Subsidies for the Non-Specialist

A Tale of Two Regular Folks and their Encounter With Federal Market Intervention: (Subsidies for the Non-Specialist)

Beth and Bob are two regular people.  They live next door to each other, in identical homes.  They are both entrepreneurial and work hard at their jobs.  Both have second jobs, too - just to make ends meet.  There is just one difference:  one of them always seems to be slightly better off than the other.

Please note that this example illustrates the basic concepts of existing federal market intervention.  It does not depict actual federal programs.


Beth's Home and Businesses

Bob's Home and Businesses



Beth put in a redwood hot tub and may deduct 10% the cost from her federal tax bill due to the 10% domestic large timber tax credit.

Bob's hot tub, made of porcelain, is not eligible for federal tax credits.


Beth built a turtle racing stadium.  Since the construction of stadiums may use tax-exempt bonds, Beth got a lower interest rate.

On weekends, Bob built nursing homes.  While he, too, financed his work with bond issues, his bonds were not tax-exempt.  Thus, he paid a higher interest rate.


Beth deducted the all the interest on her 30 year mortgage in the first 4 years, and was able to put her tax savings in the bank.

Bob must deduct mortgage interest from his taxes over the 30 year life of the mortgage.


Beth invested $10,000 in a California artichoke farm to build a nest egg for her kids.  The farm is rapidly losing money.  However, under special passive loss provisions for artichoke farmers, Beth can deduct $20,000 per year from other income to reflect her artichoke losses - even though she put no more money in.

Poor Bob chose to invest in his nursing homes project.  Unlike the artichoke industry, nursing home losses are limited to the funds actually put at risk.



Since Beth painted her house purple, the government gave her $4,000.

Bob carelessly chose taupe and got nothing from the feds.

Direct federal ownership of facilities/service operations, net of user charges

Prior to buying her own house, Beth lived a government-owned mansion and paid a monthly rent of only $5.

Bob paid market rents prior to his home purchase.

Research and Development Support

Beth needed a new machine to remove the radon from her basement.  To solve her problem, the federal Office of New Machines came in and designed, built, and tested it for her.

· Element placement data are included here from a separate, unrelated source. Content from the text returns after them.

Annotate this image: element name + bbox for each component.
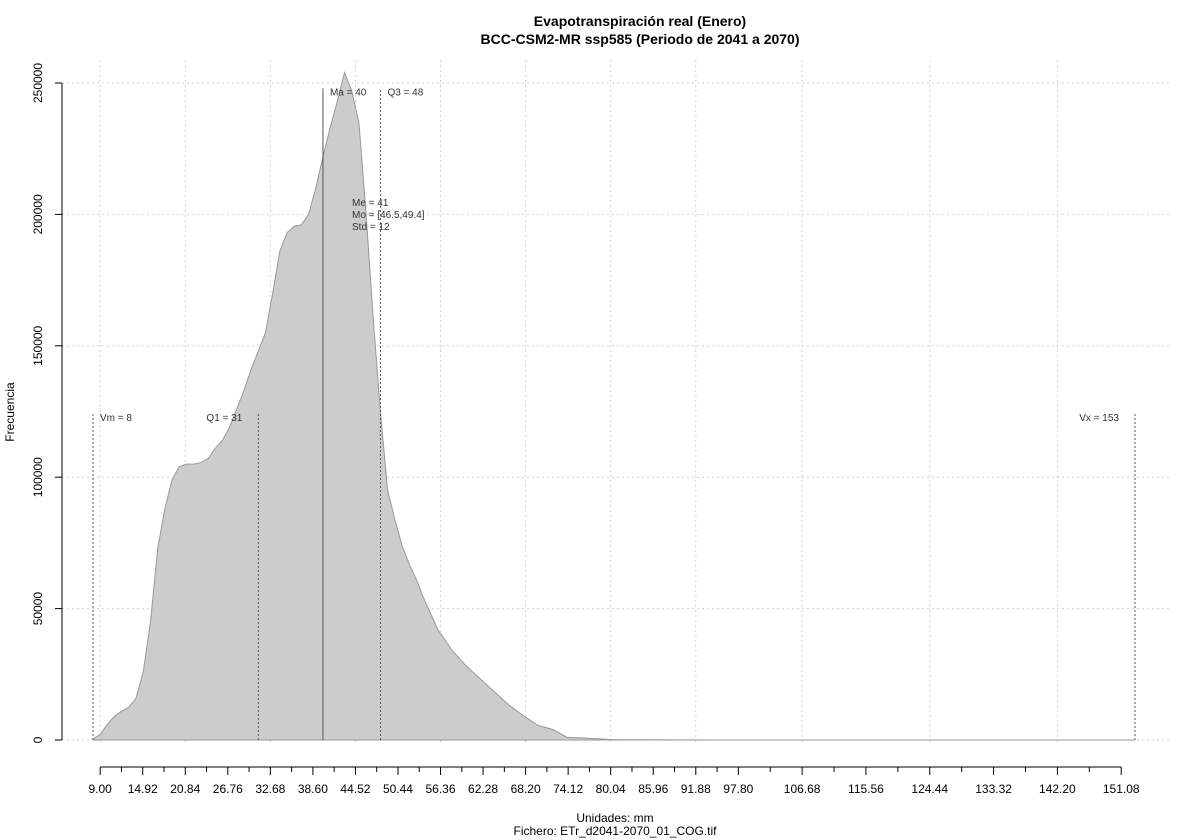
x-tick-label: 85.96 — [638, 782, 668, 796]
axes: 9.00 14.92 20.84 26.76 32.68 38.60 44.52 50.44 5… — [31, 63, 1140, 796]
marker-label: Vx = 153 — [1079, 413, 1119, 424]
x-tick-label: 14.92 — [128, 782, 158, 796]
x-tick-label: 9.00 — [89, 782, 113, 796]
file-caption: Fichero: ETr_d2041-2070_01_COG.tif — [514, 824, 718, 838]
marker-label: Vm = 8 — [100, 413, 132, 424]
x-tick-label: 32.68 — [255, 782, 285, 796]
x-tick-label: 80.04 — [596, 782, 626, 796]
x-tick-label: 91.88 — [681, 782, 711, 796]
statistic-markers: Vm = 8 Q1 = 31 Ma = 40 Q3 = 48 Vx = 153 — [92, 87, 1136, 740]
x-tick-label: 38.60 — [298, 782, 328, 796]
x-tick-label: 151.08 — [1103, 782, 1140, 796]
y-axis-label: Frecuencia — [3, 382, 17, 442]
x-tick-label: 97.80 — [723, 782, 753, 796]
x-tick-label: 62.28 — [468, 782, 498, 796]
x-tick-label: 50.44 — [383, 782, 413, 796]
y-tick-label: 0 — [31, 736, 45, 743]
stat-mode: Mo = [46.5,49.4] — [352, 210, 425, 221]
x-tick-label: 124.44 — [911, 782, 948, 796]
x-tick-label: 26.76 — [213, 782, 243, 796]
stat-std: Std = 12 — [352, 222, 390, 233]
stats-annotation: Me = 41 Mo = [46.5,49.4] Std = 12 — [352, 198, 425, 233]
stat-median: Me = 41 — [352, 198, 389, 209]
x-tick-label: 20.84 — [170, 782, 200, 796]
density-area — [92, 70, 1135, 741]
x-tick-label: 115.56 — [848, 782, 884, 796]
marker-label: Ma = 40 — [330, 87, 367, 98]
x-tick-label: 142.20 — [1039, 782, 1076, 796]
y-tick-label: 150000 — [31, 325, 45, 365]
x-tick-label: 106.68 — [784, 782, 821, 796]
x-tick-label: 74.12 — [553, 782, 583, 796]
y-tick-label: 250000 — [31, 63, 45, 103]
x-tick-label: 44.52 — [340, 782, 370, 796]
marker-label: Q1 = 31 — [206, 413, 242, 424]
x-axis-label: Unidades: mm — [576, 811, 653, 825]
chart-subtitle: BCC-CSM2-MR ssp585 (Periodo de 2041 a 20… — [481, 31, 800, 47]
x-tick-label: 56.36 — [426, 782, 456, 796]
y-tick-label: 100000 — [31, 457, 45, 497]
x-tick-label: 68.20 — [511, 782, 541, 796]
chart-title: Evapotranspiración real (Enero) — [534, 13, 746, 29]
y-tick-label: 50000 — [31, 592, 45, 626]
y-tick-label: 200000 — [31, 194, 45, 234]
marker-label: Q3 = 48 — [387, 87, 423, 98]
x-tick-label: 133.32 — [975, 782, 1012, 796]
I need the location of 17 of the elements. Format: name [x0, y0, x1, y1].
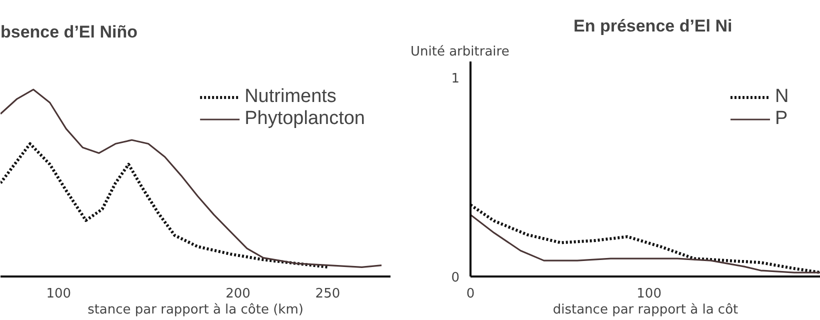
- y-tick-label: 1: [451, 71, 460, 86]
- legend-label: P: [775, 108, 789, 130]
- chart-title: bsence d’El Niño: [0, 22, 138, 42]
- x-axis-title: stance par rapport à la côte (km): [88, 302, 304, 318]
- legend-label: Phytoplancton: [244, 108, 365, 130]
- line-series: [470, 214, 820, 274]
- x-tick-label: 100: [46, 286, 72, 302]
- x-axis-title: distance par rapport à la côt: [552, 302, 738, 318]
- legend-label: Nutriments: [244, 86, 336, 108]
- chart-title: En présence d’El Ni: [574, 16, 732, 36]
- x-tick-label: 100: [636, 286, 662, 302]
- x-tick-label: 200: [226, 286, 250, 302]
- y-axis-title: Unité arbitraire: [410, 44, 510, 60]
- x-tick-label: 250: [315, 286, 340, 302]
- legend-label: N: [775, 86, 790, 108]
- x-tick-label: 0: [466, 286, 475, 302]
- line-series: [470, 203, 820, 274]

Though Bob had no radon problems, he did have some unmarked metal drums that kept surfacing in his kid's sandbox.  The Office of New Machines was too busy with radon removal R&D to have time for unmarked drum R&D.

Market Planning

Beth's Pet Rocks came from a single quarry.  If supplies were cut off, she was in trouble.  Luckily, the Office of Strategic Stones and Stuff had done scenario planning to locate alternative sources of supply and had stockpiled key rocks for such an emergency.

Bob runs a retail magazine franchise.  When Bob's main magazine supplier cut him off for not selling enough Pewter World subscriptions, he was forced to make 47 phone calls over a two month period before he located a new source of supply.

Subsidized loans, loan guarantees, and insurance programs

Because she lives in a Quarry Development Region, Beth got a below-market fixed-rate mortgage from the government.  In addition, the government promised to make good on any unpaid principle should Beth not be able to make her payments.

Bob had a bank mortgage with fluctuated with the prime rate.  Should he fail to make any payments, the bank could seize his home.

Administrative and Regulatory Costs

Beth created a great deal of work for the government.  Somebody had to plan and manage handling her radon cleanup, legal suit and mortgage.  These people worked very hard, but Beth wasn't the one that had to pay them.

Bob paid for all of the work his activities created through his mortgage rates, taxes, and of course, lawyers fees for the little mess in his back yard sandbox.


Assumption of Legal Risks/Indemnification

Prior to discovering her radon problem, Beth had rented her basement room to a couple who was now experiencing health problems.  Luckily, she had received blanket federal indemnification for all accidents, spills, etc. associated with her home or business.  She told the couple to go sue the federal government.

Bob was not so lucky.  Federal researchers discovered that he had once spilled some gasoline in his back yard while refueling his lawn mower.  Under the joint and several strict liability provisions of Superfund, poor Bob was individually responsible for mitigation of all pollution associated with the mysterious drums in his back yard.

Changes in Market Rules Governing Access to Markets, Prices, or Terms of Sale

Beth built an addition to her home using whatever contractor and construction material she wished.

Not Bob.  Since his house was taupe, not purple, he had to use Henry's House Builders and pay a significant price premium.  Furthermore, the Regulations for Owners of Taupe Homes stipulated that he could sell his home only in an even-numbered year.

Federal Procurement Policies

When Beth lived in her government-subsidized mansion she was a government employee responsible for purchasing all necessary food items for her department.  In accordance with the "Truffle Promotion Act of 1832," she purchased hundreds of truffles per month from the nation's four truffle manufacturers.

When Bob needed food, he bought it at market rates in the neighborhood Quick Mart.